Dairy Air Ice Cream: Tastes Like Ass!

That's what the logo makes me think of, anyway. Don't have a whole lot of sympathy here for any of the players; not the overpriced, leering ice cream purveyors, nor the dried up humorless lesbian harpies.

Anonymous said...

When I think of Dairy Air I think of the smell of the air around a dairy. Love the comment about how it tastes like ass. Funny. I agree with the other comment above. When I looked at the picture of the butt front and center like that the first thought that came to mind was farts. Cow farts. Causing climate change. Destroying. The. Earth. Waaaaaa!

Steve said...

The Montclair Meltdown.

Anonymous said...

"...obviously female cow..."

"Obviously female cow." Lol.

I would have found that ad hilarious when I was 8 years old. Maybe they're aren't targeting an adult demographic.

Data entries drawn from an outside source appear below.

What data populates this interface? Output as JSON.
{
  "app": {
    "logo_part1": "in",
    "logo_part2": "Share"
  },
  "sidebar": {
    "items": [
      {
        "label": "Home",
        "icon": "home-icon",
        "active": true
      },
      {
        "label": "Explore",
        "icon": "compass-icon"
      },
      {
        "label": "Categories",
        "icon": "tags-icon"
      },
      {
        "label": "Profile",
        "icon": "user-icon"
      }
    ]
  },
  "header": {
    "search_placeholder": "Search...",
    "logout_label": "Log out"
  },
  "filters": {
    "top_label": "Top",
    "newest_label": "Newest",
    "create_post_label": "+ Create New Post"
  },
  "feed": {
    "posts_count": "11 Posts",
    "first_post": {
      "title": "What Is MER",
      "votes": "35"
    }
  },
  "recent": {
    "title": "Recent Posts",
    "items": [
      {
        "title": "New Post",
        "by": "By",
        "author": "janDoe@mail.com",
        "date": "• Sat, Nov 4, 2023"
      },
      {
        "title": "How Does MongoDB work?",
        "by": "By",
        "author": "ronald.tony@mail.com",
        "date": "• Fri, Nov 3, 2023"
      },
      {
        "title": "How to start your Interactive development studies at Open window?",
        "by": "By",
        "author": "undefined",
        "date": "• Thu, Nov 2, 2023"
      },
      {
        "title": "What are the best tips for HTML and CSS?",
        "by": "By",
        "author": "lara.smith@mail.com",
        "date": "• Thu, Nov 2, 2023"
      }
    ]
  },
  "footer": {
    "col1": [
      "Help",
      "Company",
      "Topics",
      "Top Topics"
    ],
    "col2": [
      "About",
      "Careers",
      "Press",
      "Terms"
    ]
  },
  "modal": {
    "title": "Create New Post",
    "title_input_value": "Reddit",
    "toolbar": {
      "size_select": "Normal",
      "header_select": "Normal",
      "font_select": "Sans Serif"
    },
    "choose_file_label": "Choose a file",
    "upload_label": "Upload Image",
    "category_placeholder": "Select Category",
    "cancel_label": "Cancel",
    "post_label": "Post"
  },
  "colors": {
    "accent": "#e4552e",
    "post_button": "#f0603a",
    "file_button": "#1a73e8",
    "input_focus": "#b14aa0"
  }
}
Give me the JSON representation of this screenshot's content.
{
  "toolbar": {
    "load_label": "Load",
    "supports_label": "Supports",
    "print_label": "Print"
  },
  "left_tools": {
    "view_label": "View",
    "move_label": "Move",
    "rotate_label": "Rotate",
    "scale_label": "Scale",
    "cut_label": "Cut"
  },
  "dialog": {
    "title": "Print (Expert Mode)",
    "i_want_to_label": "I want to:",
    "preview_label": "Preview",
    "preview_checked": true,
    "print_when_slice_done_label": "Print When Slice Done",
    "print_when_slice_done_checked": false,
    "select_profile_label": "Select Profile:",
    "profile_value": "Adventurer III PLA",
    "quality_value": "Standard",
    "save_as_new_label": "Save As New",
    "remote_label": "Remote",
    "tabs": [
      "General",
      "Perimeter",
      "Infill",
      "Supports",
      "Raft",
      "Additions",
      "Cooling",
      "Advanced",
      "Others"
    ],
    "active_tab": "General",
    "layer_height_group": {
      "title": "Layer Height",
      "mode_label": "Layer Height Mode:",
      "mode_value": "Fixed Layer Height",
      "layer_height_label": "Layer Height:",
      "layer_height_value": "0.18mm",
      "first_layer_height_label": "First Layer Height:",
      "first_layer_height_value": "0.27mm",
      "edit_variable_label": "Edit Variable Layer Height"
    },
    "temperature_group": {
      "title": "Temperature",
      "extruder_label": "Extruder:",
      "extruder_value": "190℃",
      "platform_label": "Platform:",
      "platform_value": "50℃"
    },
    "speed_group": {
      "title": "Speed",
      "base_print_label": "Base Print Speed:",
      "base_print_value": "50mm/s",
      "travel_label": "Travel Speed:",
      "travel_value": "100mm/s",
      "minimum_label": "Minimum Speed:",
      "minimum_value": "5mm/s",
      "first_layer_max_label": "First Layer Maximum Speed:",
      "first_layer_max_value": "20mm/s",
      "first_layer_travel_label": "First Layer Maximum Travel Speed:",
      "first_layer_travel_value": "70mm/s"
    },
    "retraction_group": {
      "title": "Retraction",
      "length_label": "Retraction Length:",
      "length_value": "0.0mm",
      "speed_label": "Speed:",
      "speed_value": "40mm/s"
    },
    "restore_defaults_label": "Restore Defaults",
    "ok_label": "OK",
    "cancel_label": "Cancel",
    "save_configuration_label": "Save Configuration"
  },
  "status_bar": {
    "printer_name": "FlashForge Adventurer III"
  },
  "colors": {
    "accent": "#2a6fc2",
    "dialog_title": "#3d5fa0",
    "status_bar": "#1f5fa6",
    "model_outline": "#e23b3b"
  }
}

Ad is stupid, but otherwise harmless. The complainant, on the other hand, sounds mentally ill:

"It is offensive and sickening. A hyper-sexualized, obviously female cow with her ass upended and poking through a circle, tail raised up, waiting for what? I’m not sure, but I do know that I am repulsed and offended”

Sickening! Hyper-sexualized! Repulsed! Offended! (Oh, and "Trump!")

I'm still laughing about that "obviously female cow".

Steven Wilson said...

Let us never forget that the alternate title to "Danny Boy" is "The Londonderry Air."

MikeD said...

As a poor & unevolved pre-boomer, I loved the ad. I'm old enough to remember when it was OK uber prog ice cream makers, Ben & Jerry, had dioxin in their product. Hopefully Dairy Air will soon release a new flavor, Liberal Tears. I'd gladly pay $9 a half gallon for that!

HoodlumDoodlum said...

Tingle and her partner, Maya Stein, co-own a local business called The Creativity Caravan — a “studio, gallery, and imaginarium.”

Shock. Double shock. Stock characters, almost!

On Saturday, Tingle and Stein are opening up their business for anyone who wants to come to “a community meeting” to further discuss the issue. “I hope people get quiet enough to listen to each other’s pain without trying to rationalize it or trying to tell this person, ‘How could you be in pain?’” Stein told NorthJersey.com “You can’t tell somebody what to be in pain over.”

This is the logical endpoint of your nice centrist belief that we have to care and take seriously anyone's complaints about anything (well, about anything you care about), Professor. Even when the university was objectively not being racist you say they have to take seriously complaints that people "feel" like the university is racist. Here Stein continues that idea by baldly asserting that someone's expression of "pain" is unassailable--you're not allowed to question it and you obviously have to respect it and take actions based on it.
It all started with such good, empathetic intentions! Predictable, though.

HoodlumDoodlum said...

If Tingle & Stein's imaginarium was called Feelings & Feelings First it couldn't be more perfect.
Try not hearing Carrier Brownstein and Fred Armisen's voices when reading Tingle & Stein's quotes in that article. I dare you.

HoodlumDoodlum said...

Can one slut-shame a cartoon cow? I guess they're giving it their best shot.

Anonymous said...

. “This kind of marketing scheme is the reason we currently have a sexual predator in the White House.”

I've been asking myself lately "Self, where is all this going? Are we heading for a sort of neo-puritan, ultra sexually repressive cultural shift? What is the endpoint of all this?"


did the old religious right go left wing or did the left wing go religious right?